A Physics-Informed Operator Learning Benchmark for Thermal-Mechanical Surrogate Modeling in WA-DED

Operator-learning surrogates are emerging as a practical route to real-time simulation for wire-arc directed energy deposition (WA-DED). However, predictive accuracy is often degraded when jointly learning transient reversible quantities (e.g., elastic and thermal strain) and history-dependent responses (e.g., plastic strain and stress). To address the resulting feature interference, we establish a benchmark for evaluating Physics-Informed Operator Learning (PIOL) pathways via constitutive behavior, including FEM labeling, decoupled modeling, and PIOL evaluating.
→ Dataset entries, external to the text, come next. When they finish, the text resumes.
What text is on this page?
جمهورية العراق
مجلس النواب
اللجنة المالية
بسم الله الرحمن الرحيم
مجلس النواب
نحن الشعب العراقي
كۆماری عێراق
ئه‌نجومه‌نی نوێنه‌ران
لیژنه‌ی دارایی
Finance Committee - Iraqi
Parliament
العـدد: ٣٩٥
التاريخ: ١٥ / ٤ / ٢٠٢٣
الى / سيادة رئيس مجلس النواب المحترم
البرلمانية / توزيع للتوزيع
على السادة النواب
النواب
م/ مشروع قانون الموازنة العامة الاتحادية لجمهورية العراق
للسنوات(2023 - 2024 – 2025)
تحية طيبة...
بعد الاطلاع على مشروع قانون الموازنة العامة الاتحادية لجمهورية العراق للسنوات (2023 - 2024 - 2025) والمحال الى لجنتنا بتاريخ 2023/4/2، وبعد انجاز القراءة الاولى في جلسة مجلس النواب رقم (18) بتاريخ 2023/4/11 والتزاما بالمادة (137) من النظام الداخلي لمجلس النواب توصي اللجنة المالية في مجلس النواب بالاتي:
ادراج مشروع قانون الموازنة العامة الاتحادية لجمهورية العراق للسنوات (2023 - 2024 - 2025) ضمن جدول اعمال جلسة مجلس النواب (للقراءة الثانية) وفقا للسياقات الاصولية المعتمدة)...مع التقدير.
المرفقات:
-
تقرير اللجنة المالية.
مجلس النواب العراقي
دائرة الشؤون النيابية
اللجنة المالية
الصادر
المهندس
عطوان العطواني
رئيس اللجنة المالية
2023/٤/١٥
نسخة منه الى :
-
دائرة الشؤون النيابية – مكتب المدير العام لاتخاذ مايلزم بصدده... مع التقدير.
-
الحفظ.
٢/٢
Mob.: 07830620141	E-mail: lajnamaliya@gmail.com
The PIOL framework uses a shared trunk to represent geometry-conditioned basis functions, while employing heterogeneous branches matched to constitutive behavior: a lightweight CNN-MLP branch for transient elastic response and a CNN-LSTM branch for history-dependent plasticity and stress. A constitutive constraint term further regularizes the thermal-strain prediction. Finally, through thermally calibrated FEM simulated dataset across multiple process conditions, the PIOL scheme evaluated on the benchmark demonstrate improved stress prediction accuracy relative to baseline variants, with millisecond-scale inference suitable for online digital-twin deployment.